Last night, I went to an event with lots of "creative types" — mostly musicians. (It was the launch party for Clare Reynolds' new album, Colour my Heart.) I networked. I didn't meet many new people, but I listened with genuine interest to their stories and came away feeling like my life had been enriched. Every person I met was a new opportunity. And when they asked me, "So, what do you do?" I didn't shy away. I stated proudly that I'm unemployed and hoping to go back to uni next session to study writing.

So, what changed? A lot, actually. First, I left my job in mid-March. (I will leave it to the reader to interpret that as a resignation, termination or redundancy.) I hated my job. I hated the complete lack of direction that I was given. I even hated getting out of bed in the morning, because that meant I'd have to go to work. While most people may not enjoy being unemployed, I thought it was the best thing that could happen in my life at the time. I enjoyed my time off, hiking in Western Australia with my boyfriend, visiting friends and running races in the US. And, when I came back, I went to a lunchtime seminar at QUT.

I've worked with a lot of smart people.

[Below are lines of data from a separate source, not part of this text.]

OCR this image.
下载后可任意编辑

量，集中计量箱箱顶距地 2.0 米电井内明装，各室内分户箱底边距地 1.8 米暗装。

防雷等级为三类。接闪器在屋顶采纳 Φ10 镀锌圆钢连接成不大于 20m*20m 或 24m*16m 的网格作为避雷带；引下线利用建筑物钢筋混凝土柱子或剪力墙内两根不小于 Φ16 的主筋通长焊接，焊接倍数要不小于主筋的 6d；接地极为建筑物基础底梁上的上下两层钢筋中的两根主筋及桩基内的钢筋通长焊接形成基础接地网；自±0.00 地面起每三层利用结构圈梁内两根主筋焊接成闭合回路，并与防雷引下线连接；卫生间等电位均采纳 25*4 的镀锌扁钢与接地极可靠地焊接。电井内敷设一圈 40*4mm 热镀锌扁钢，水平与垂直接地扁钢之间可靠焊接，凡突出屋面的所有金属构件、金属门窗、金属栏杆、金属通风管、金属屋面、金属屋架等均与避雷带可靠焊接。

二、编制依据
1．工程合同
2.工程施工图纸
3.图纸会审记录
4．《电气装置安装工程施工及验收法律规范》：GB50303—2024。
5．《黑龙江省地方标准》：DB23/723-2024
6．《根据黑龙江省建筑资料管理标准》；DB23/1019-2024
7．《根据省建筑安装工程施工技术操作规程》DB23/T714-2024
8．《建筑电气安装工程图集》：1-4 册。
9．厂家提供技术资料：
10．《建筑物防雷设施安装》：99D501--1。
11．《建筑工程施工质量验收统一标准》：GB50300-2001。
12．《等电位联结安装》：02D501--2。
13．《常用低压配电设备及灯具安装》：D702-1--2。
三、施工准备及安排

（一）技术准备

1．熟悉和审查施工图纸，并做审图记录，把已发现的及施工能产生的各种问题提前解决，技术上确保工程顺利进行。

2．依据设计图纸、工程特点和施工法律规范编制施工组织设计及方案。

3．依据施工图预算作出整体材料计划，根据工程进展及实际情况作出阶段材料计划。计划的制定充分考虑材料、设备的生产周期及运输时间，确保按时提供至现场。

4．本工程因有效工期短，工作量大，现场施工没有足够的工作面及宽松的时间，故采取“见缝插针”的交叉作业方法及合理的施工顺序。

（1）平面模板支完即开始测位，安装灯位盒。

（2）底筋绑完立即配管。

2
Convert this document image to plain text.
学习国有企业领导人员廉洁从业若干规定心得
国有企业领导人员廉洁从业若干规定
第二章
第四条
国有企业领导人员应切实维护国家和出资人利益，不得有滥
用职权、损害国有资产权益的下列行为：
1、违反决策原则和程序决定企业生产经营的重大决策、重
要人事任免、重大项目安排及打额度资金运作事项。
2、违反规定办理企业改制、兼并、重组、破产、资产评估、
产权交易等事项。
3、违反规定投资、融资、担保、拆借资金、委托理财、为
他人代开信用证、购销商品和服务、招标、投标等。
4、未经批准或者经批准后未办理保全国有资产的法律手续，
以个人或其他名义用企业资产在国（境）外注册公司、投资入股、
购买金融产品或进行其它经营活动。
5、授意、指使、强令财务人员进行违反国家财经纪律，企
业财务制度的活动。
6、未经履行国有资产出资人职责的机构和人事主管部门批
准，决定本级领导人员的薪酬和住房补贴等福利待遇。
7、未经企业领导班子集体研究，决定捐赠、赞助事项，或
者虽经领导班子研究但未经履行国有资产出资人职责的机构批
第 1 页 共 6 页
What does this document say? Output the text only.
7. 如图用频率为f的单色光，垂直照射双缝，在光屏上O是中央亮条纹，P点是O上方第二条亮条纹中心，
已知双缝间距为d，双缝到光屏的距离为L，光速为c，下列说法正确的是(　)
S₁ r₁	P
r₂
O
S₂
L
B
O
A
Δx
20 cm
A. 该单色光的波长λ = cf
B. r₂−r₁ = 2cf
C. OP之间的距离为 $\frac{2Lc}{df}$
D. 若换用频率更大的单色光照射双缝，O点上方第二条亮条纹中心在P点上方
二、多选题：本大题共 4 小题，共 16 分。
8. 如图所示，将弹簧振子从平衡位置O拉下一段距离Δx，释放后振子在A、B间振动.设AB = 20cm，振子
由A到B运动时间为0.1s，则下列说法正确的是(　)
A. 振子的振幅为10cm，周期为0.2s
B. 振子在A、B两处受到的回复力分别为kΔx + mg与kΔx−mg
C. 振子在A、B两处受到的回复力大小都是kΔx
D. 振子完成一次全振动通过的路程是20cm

I know intelligence when I see it demonstrated. These speakers (Dr Lyn Bishop, Mike Boyd) were clever. But, more importantly, they were passionate. They knew who they were. They knew what they wanted from life — and they were determined to get it. And, in particular, Mike Boyd challenged me to seek the same. He addressed the whole audience, but somehow he spoke directly to me,  telling me that I know what I want to do and I just need to accept it and embrace it. So I took a note on my page: "Things I could do every day for the rest of my life — run, sing, write." 

Out of necessity, I applied some reasoning. Running is a good way to keep fit. Singing is a good way to keep happy. I do neither of these things well enough to make money. But, maybe, just maybe, I could find a job where I get paid to write. It won't be the handsome salary I got as an investment firm manager, and it won't sound as glamorous as being a quantum physicist, but I know I will enjoy it. First, I will need to hone my skills through practising, getting feedback and learning more about the craft. Then, I will need to hunt for opportunities.

Ahhh — networking. Yes, of course. Now that I know what I want to do, I'm one of those passionate, energised people.  So, last night, when I told others what I hope to achieve, they believed me. They believed that I'll accomplish my end goal, even though I barely have a plan on how to get there.  They believed because I believe. I'm no longer a fake and a phoney. I can network, and I can enjoy it.

Tuesday, June 14, 2011

I'm starting over

I have decided to turn this blog into what it was always meant to be - a place to write. So, I deleted all the old stuff (yes, of course I downloaded it first) and I'm starting from scratch. Please give me a little while to get started.